Behind the Curtain

Official Blog of International City Theatre

Have You Met Mickey Deans?

March 6th, 2015

Michael Rubenstone

Michael Rubenstone stars in International City Theatre’s current hit show End of the Rainbow, an Olivier Award-nominated play about the life and music of Judy Garland. Rubenstone shines as Garland’s fifth and last husband Mickey Deans. He was nice enough to give us some of his time to answer some questions about his role and the show. To see Michael in End of the Rainbow, please visit for tickets.

1. Since this is your ICT debut, what has been your experience with our audiences so far?

As a newcomer to ICT, I am loving the audiences at ICT. They are tried and true theatre goers and theatre lovers and I’ve felt that every night.

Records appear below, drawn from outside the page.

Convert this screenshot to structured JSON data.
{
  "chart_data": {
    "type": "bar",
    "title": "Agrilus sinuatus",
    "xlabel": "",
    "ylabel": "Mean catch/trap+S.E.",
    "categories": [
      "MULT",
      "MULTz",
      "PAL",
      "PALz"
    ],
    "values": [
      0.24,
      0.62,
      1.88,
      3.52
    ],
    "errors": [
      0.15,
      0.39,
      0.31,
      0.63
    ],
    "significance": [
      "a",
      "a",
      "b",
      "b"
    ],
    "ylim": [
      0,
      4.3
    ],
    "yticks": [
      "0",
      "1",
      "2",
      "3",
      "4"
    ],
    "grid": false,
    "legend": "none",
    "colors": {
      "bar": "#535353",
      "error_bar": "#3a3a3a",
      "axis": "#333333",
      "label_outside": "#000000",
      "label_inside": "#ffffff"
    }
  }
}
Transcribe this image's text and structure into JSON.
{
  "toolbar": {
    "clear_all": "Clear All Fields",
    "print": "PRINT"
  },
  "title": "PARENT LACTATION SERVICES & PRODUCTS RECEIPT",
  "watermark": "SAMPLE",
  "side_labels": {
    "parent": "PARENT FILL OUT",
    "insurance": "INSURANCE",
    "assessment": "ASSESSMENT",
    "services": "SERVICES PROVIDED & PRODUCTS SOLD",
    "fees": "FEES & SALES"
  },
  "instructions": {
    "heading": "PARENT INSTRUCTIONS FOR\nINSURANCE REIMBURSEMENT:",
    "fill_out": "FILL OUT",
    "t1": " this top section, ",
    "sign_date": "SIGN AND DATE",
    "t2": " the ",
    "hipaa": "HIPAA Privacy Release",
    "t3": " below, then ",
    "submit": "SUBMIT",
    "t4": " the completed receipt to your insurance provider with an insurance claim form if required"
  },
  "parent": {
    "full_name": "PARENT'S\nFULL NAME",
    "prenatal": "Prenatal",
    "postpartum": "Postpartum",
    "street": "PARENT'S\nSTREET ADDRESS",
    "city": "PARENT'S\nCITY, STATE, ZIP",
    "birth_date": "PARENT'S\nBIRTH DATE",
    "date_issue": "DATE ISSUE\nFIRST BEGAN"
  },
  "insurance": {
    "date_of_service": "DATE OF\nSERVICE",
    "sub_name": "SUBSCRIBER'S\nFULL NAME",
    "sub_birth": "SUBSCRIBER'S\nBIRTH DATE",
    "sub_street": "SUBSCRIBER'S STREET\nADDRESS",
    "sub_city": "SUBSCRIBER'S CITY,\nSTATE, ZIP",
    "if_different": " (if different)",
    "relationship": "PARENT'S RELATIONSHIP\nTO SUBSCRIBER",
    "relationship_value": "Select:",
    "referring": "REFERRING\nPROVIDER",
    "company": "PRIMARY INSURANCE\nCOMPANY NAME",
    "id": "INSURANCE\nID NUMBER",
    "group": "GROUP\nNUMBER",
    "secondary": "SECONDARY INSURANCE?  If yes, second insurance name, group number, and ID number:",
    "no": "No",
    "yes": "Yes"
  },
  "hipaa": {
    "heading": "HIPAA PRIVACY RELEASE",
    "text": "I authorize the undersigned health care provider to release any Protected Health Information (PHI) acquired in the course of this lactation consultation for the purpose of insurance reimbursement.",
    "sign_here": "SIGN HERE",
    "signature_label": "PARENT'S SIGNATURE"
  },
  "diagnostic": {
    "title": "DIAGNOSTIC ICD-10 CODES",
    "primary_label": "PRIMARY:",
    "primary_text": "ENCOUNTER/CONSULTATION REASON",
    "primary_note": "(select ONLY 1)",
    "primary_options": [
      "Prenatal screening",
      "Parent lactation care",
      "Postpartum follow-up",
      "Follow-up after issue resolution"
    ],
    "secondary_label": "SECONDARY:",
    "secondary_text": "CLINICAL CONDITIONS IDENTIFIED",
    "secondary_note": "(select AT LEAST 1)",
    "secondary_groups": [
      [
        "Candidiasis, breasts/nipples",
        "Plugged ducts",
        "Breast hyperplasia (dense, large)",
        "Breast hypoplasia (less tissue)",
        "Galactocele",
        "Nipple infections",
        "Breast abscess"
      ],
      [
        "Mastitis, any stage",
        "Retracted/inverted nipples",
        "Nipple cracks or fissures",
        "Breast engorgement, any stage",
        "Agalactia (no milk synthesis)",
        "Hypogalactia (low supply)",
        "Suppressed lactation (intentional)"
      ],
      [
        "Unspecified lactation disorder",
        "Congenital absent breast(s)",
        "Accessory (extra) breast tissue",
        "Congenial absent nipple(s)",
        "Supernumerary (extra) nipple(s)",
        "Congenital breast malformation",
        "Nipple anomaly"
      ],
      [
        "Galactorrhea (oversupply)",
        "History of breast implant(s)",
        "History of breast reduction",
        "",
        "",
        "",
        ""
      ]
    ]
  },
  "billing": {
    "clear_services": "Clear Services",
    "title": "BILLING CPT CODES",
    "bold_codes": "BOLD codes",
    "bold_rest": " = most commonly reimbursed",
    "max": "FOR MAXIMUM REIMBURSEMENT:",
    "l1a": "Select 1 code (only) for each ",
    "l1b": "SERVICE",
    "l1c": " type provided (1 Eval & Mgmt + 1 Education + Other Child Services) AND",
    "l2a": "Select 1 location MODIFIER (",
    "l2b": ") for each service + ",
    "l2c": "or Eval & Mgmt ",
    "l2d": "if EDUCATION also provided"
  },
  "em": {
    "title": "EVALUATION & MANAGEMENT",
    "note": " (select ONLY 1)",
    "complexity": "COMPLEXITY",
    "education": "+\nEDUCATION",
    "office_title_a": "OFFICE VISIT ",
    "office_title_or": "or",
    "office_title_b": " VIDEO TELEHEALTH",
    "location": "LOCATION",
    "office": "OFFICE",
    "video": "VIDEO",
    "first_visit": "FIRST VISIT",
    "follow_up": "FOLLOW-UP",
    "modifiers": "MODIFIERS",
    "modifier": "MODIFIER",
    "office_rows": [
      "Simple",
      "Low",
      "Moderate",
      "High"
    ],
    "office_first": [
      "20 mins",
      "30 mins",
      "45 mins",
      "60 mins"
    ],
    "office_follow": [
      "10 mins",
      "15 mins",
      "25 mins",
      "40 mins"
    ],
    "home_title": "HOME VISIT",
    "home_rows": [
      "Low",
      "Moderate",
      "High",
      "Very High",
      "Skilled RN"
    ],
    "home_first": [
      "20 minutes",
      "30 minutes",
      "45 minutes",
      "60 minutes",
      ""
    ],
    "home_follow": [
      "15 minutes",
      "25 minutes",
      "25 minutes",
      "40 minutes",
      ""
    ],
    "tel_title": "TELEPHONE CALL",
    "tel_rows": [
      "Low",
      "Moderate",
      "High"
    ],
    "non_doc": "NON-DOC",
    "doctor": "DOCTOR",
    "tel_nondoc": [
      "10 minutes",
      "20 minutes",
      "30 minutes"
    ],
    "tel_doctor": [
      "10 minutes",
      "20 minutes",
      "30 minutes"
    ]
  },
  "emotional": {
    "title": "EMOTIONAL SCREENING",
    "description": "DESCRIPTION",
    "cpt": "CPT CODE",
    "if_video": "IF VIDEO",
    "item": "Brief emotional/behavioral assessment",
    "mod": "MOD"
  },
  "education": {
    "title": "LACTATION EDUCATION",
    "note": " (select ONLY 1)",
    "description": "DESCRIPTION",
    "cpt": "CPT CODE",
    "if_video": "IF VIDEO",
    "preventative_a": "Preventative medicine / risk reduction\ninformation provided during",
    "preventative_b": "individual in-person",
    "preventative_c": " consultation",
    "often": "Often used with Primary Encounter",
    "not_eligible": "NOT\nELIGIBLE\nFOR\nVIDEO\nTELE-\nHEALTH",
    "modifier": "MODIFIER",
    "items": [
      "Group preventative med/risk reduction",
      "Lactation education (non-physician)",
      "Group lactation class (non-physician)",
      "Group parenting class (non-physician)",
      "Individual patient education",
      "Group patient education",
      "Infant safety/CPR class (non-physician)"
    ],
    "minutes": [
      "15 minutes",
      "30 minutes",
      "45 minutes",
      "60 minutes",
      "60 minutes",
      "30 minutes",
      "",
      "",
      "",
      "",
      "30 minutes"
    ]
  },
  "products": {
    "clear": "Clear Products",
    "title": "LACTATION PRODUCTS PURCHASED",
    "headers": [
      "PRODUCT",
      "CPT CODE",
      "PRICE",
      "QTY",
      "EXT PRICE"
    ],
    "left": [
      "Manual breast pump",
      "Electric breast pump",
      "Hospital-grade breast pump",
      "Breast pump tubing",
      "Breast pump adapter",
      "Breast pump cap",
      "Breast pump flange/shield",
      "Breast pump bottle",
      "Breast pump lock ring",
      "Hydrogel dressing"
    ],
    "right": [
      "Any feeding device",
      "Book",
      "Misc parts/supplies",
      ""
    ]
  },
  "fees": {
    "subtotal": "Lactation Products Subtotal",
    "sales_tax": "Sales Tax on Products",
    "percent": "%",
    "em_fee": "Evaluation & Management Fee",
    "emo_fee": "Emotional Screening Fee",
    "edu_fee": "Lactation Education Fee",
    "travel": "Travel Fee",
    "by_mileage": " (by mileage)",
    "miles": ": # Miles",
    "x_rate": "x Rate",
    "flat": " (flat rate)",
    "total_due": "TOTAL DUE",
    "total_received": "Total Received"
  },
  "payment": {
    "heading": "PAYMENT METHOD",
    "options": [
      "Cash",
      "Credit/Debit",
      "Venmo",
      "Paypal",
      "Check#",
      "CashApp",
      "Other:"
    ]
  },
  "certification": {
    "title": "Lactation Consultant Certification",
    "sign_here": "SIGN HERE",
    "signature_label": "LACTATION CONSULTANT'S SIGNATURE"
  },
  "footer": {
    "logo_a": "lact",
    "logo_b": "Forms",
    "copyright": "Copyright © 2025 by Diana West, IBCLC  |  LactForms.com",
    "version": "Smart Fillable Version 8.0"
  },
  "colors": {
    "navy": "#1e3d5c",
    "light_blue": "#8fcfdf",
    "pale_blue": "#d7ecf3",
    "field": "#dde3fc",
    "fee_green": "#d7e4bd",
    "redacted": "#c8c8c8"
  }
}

2. You play Judy Garland’s 5th husband Mickey Deans. Being that he is the other character based on an actual person in the play, what did you learn from your research that aided your performance?

The character I play, Mickey Deans, was a regular guy, a blue collar kid from New Jersey. I am an east coaster, born and raised in Philadelphia, so I understood his sensibility right from the start. I read his book, Weep No More, My Lady, about his time with Judy, and I got the sense that he really loved her and wanted the best for her, and that’s what I tried to convey in my portrayal.

Gigi Bermingham & Michael Rubenstone in End of the Rainbow

Gigi Bermingham & Michael Rubenstone in End of the Rainbow

3. What do you hope audiences take away from seeing End of the Rainbow?

I hope people walk away from the play remembering the incredible impact Judy Garland had in the entertainment world, while at the same time recognizing the price she paid to give that gift to the world. To me the play is both a celebration as well as a warning.

4. As an actor who has done your fair share of theater, what do you love about acting on stage that you don’t get from doing television or film?

I’ve worked quite a bit in both theatre and television and to me there is nothing like live theatre. When I shoot a TV show I show up at 5 AM, no one knows who I am, I shoot my scenes sporadically over a day or two and then I’m done. The theatre allows you the opportunity and time to develop a character, develop a real relationship with your director and cast mates and when it’s showtime, anything can happen. It keeps you on your toes.

5. Since EOTR is biographical, who would you love to see a musical or play about?

I’m developing a piece right now about Marlon Brando so I’d like to see that when I’m done with it!